By Alan Lyndon
A new study found that chloroquine should not be used in higher dosages to treat COVID-19 due to potential harm to patients, specifically fatal heart arrhythmia.
Chloroquine (CQ) and the related drug hydroxychloroquine (HCQ) are antimalarial drugs that have been highly promoted by the Trump administration as COVID-19 treatment but not yet proven as effective or entirely safe for patients.
The Brazilian study followed 81 COVID-19 positive patients and sought to compare two dosages of chloroquine — high dose CQ (600mg CQ twice daily for 10 days) or low dose CQ (450mg for 5 days, twice daily only on the first day).
After six days of treatment, 11 of the patients in the high dose regimen had died which led to the “immediate interruption of the high dose arm,” according to the authors, and all remaining patients were moved to the low dosage. Only two of the 11 deaths were over 75 years old.
“To me, this study conveys one useful piece of information, which is that chloroquine causes a dose-dependent increase in an abnormality in the ECG that could predispose people to sudden cardiac death,” Dr. David Juurlink, an internist and the head of the division of clinical pharmacology at the University of Toronto, told the New York Times.

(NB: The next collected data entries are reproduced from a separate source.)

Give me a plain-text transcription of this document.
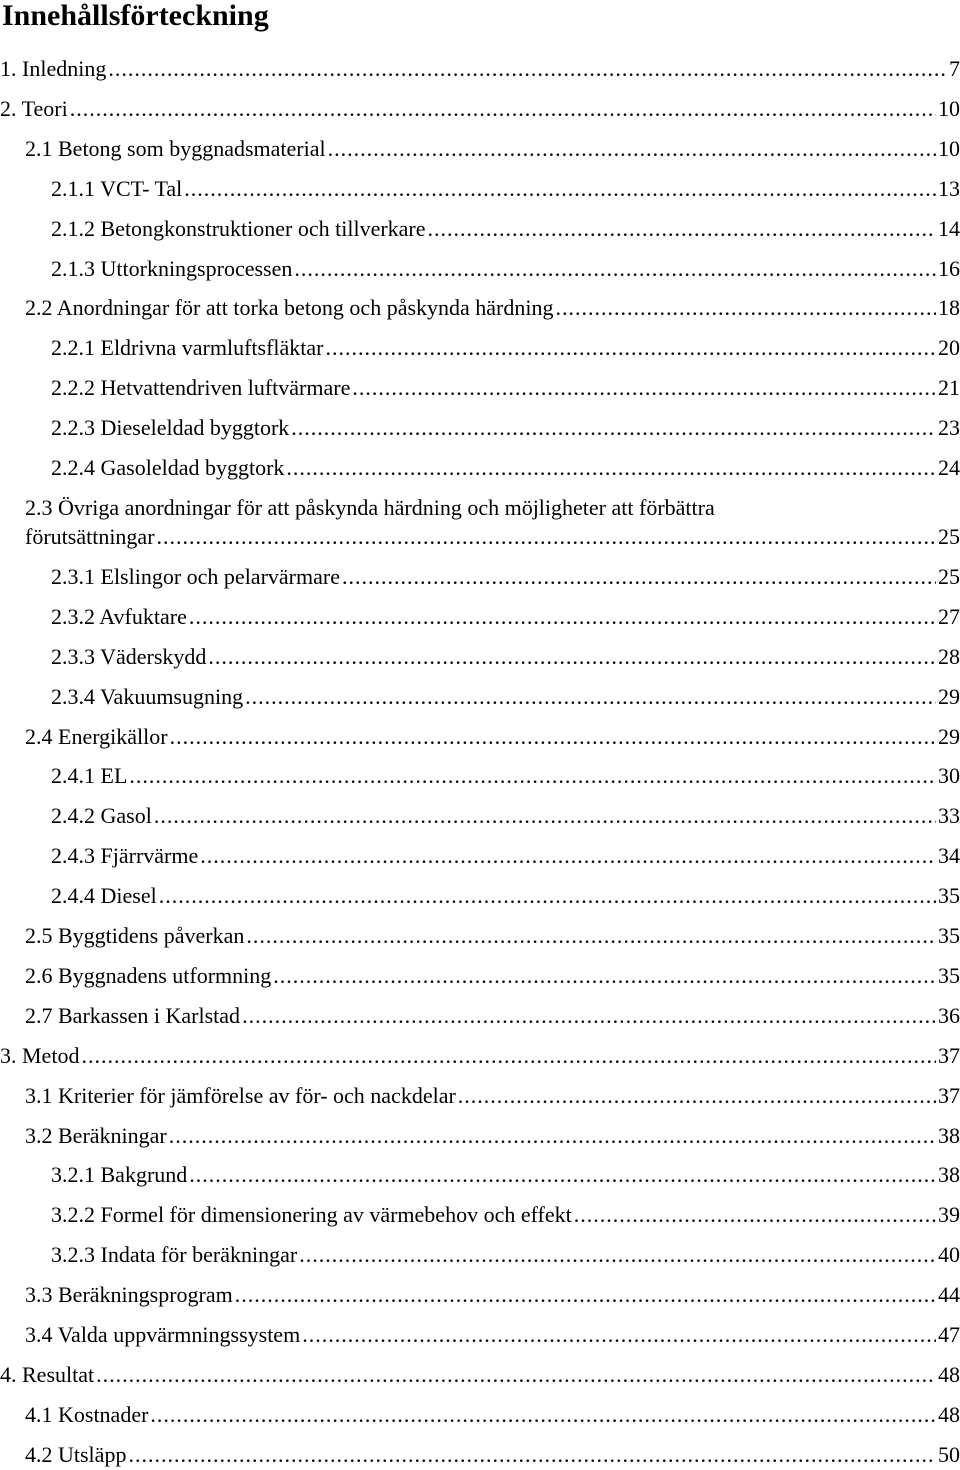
Innehållsförteckning
1. Inledning .....	7
2. Teori .....	10
2.1 Betong som byggnadsmaterial .....	10
2.1.1 VCT- Tal .....	13
2.1.2 Betongkonstruktioner och tillverkare .....	14
2.1.3 Uttorkningsprocessen .....	16
2.2 Anordningar för att torka betong och påskynda härdning .....	18
2.2.1 Eldrivna varmluftsfläktar .....	20
2.2.2 Hetvattendriven luftvärmare .....	21
2.2.3 Dieseleldad byggtork .....	23
2.2.4 Gasoleldad byggtork .....	24
2.3 Övriga anordningar för att påskynda härdning och möjligheter att förbättra
förutsättningar .....	25
2.3.1 Elslingor och pelarvärmare .....	25
2.3.2 Avfuktare .....	27
2.3.3 Väderskydd .....	28
2.3.4 Vakuumsugning .....	29
2.4 Energikällor .....	29
2.4.1 EL .....	30
2.4.2 Gasol .....	33
2.4.3 Fjärrvärme .....	34
2.4.4 Diesel .....	35
2.5 Byggtidens påverkan .....	35
2.6 Byggnadens utformning .....	35
2.7 Barkassen i Karlstad .....	36
3. Metod .....	37
3.1 Kriterier för jämförelse av för- och nackdelar .....	37
3.2 Beräkningar .....	38
3.2.1 Bakgrund .....	38
3.2.2 Formel för dimensionering av värmebehov och effekt .....	39
3.2.3 Indata för beräkningar .....	40
3.3 Beräkningsprogram .....	44
3.4 Valda uppvärmningssystem .....	47
4. Resultat .....	48
4.1 Kostnader .....	48
4.2 Utsläpp .....	50
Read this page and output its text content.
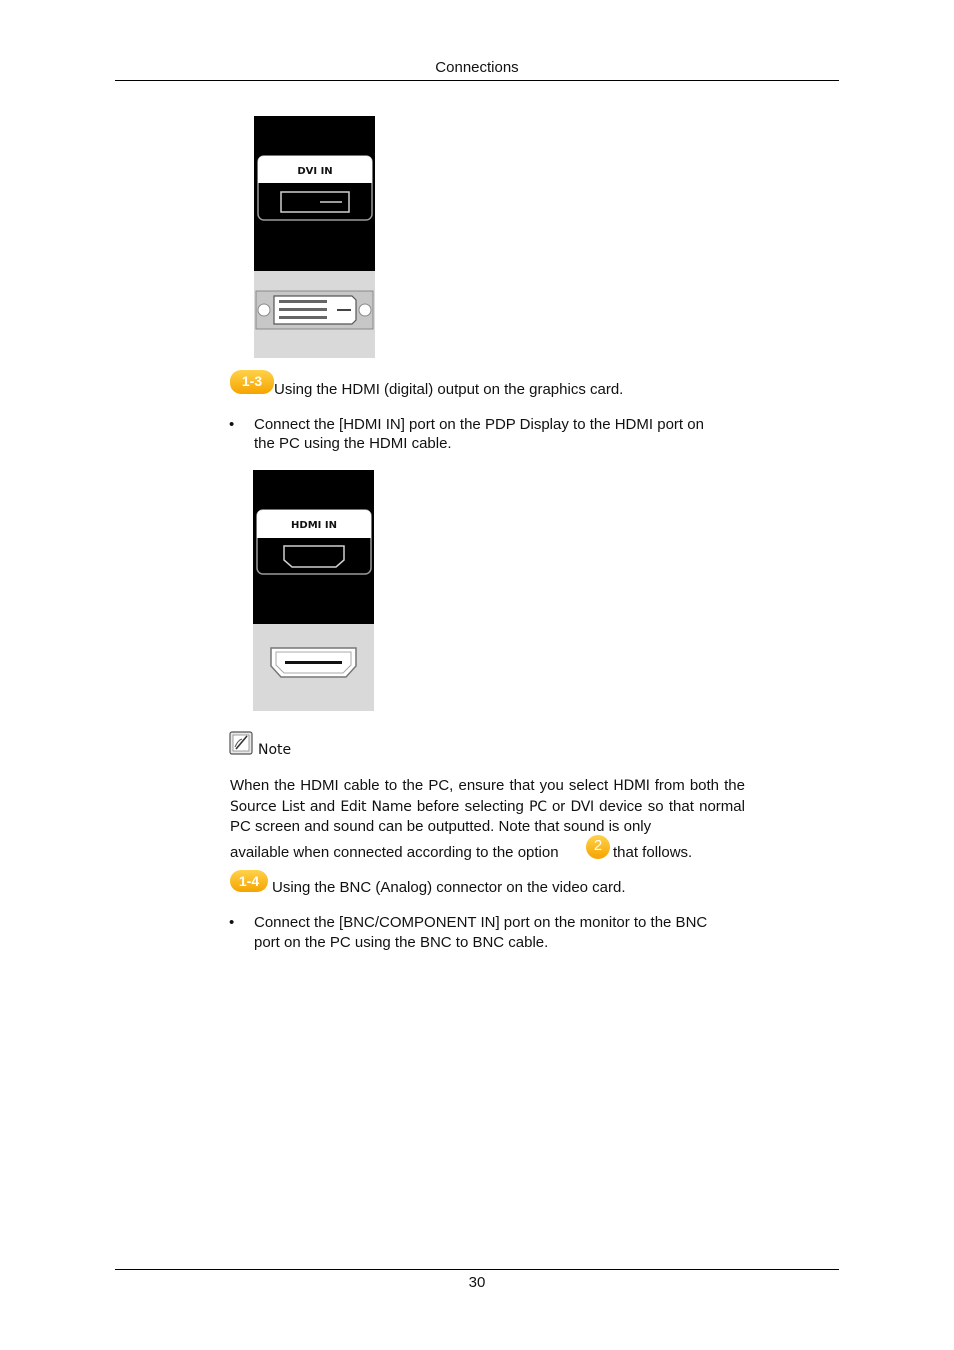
Connections
DVI IN
1-3 Using the HDMI (digital) output on the graphics card.
• Connect the [HDMI IN] port on the PDP Display to the HDMI port on
the PC using the HDMI cable.
HDMI IN
Note
When the HDMI cable to the PC, ensure that you select HDMI from both the Source List and Edit Name before selecting PC or DVI device so that normal PC screen and sound can be outputted. Note that sound is only
available when connected according to the option	2 that follows.
1-4 Using the BNC (Analog) connector on the video card.
• Connect the [BNC/COMPONENT IN] port on the monitor to the BNC
port on the PC using the BNC to BNC cable.
30
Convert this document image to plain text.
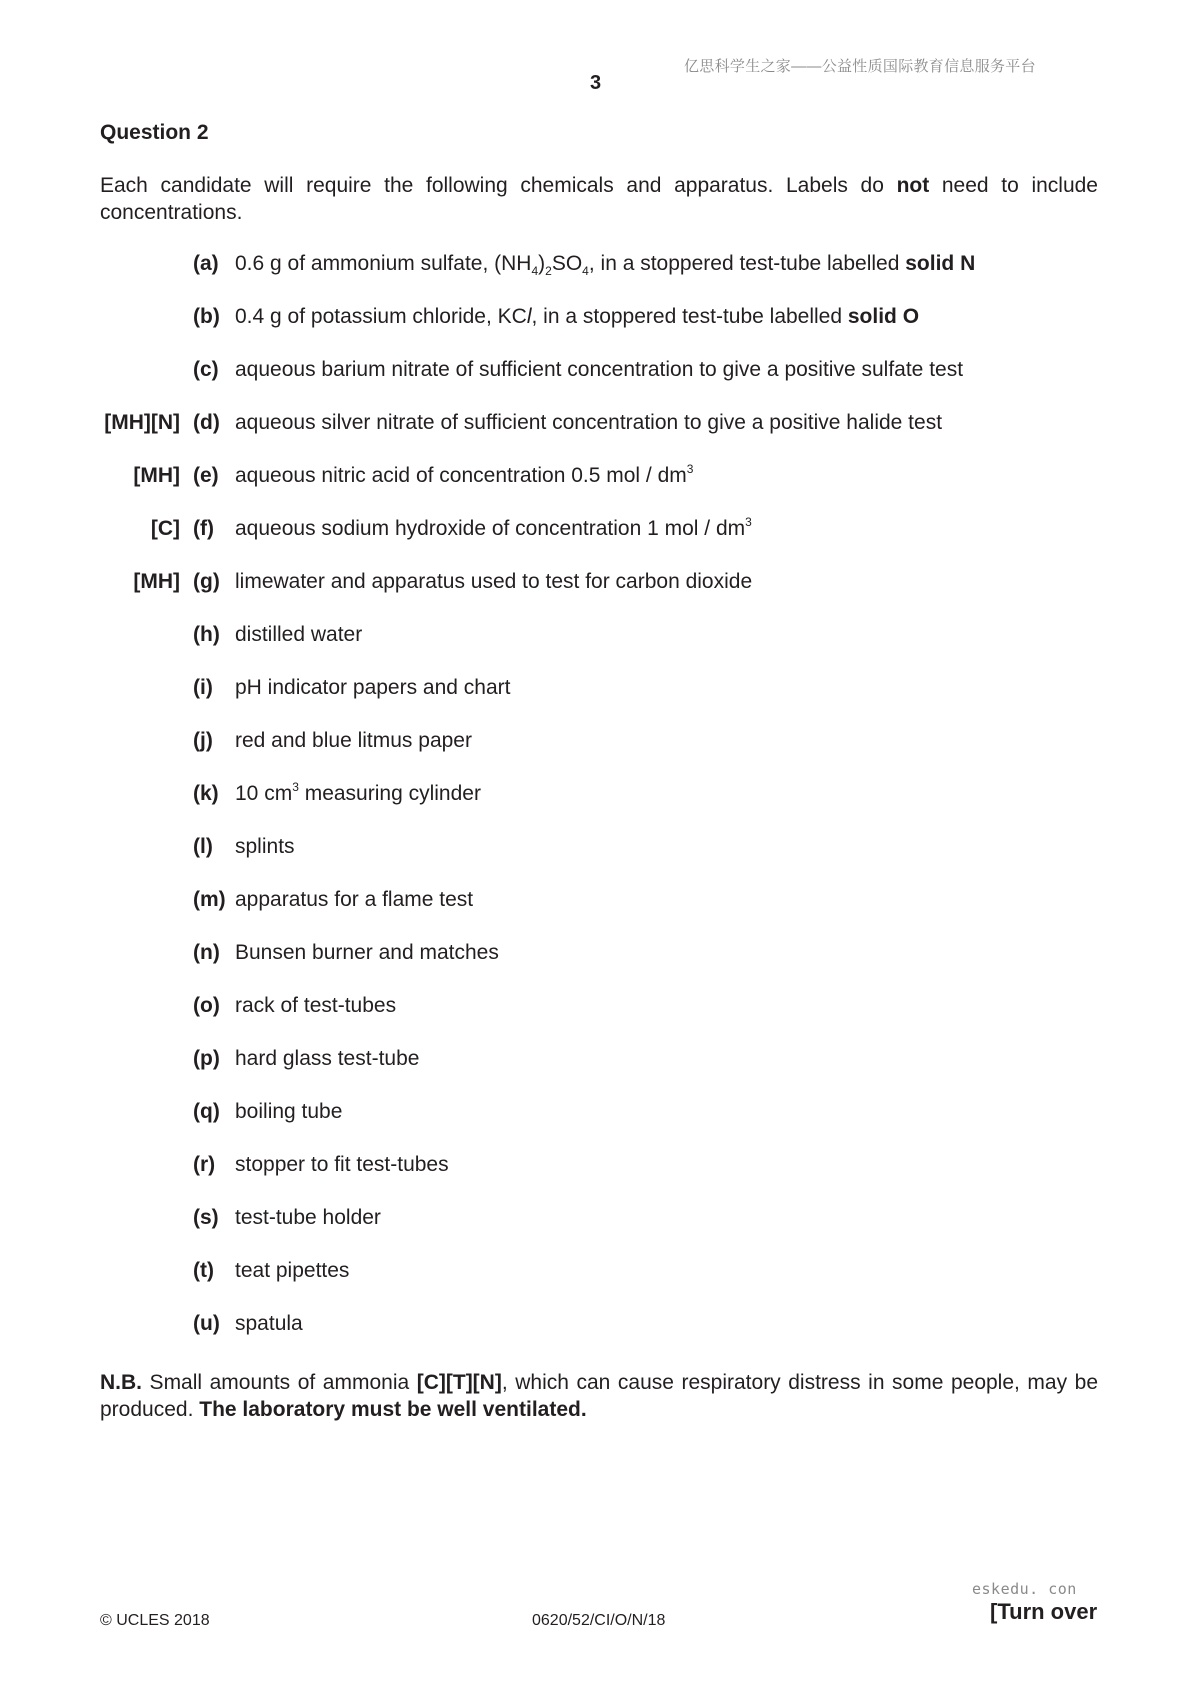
亿思科学生之家——公益性质国际教育信息服务平台
3
Question 2
Each candidate will require the following chemicals and apparatus. Labels do not need to include concentrations.
(a) 0.6 g of ammonium sulfate, $(NH_4)_2SO_4$, in a stoppered test-tube labelled solid N
(b) 0.4 g of potassium chloride, KCl, in a stoppered test-tube labelled solid O
(c) aqueous barium nitrate of sufficient concentration to give a positive sulfate test
[MH][N] (d) aqueous silver nitrate of sufficient concentration to give a positive halide test
[MH] (e) aqueous nitric acid of concentration 0.5 mol / $dm^3$
[C] (f) aqueous sodium hydroxide of concentration 1 mol / $dm^3$
[MH] (g) limewater and apparatus used to test for carbon dioxide
(h) distilled water
(i) pH indicator papers and chart
(j) red and blue litmus paper
(k) 10 $cm^3$ measuring cylinder
(l) splints
(m) apparatus for a flame test
(n) Bunsen burner and matches
(o) rack of test-tubes
(p) hard glass test-tube
(q) boiling tube
(r) stopper to fit test-tubes
(s) test-tube holder
(t) teat pipettes
(u) spatula
N.B. Small amounts of ammonia [C][T][N], which can cause respiratory distress in some people, may be produced. The laboratory must be well ventilated.
eskedu. con
© UCLES 2018	0620/52/CI/O/N/18	[Turn over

The researchers said of the high dose that they “strongly recommend that this dosage is no longer used anywhere for the treatment of severe COVID-19, especially because in the real world older patients using cardiotoxic drugs should be the rule.”
In addition, all patients also received azithromycin although the authors “were not able to independently assess the toxic role of azithromycin because all patients were already using this antibiotic as per hospital protocol.”
The study was published Saturday on medRxiv, an online server for medical articles prior to peer review.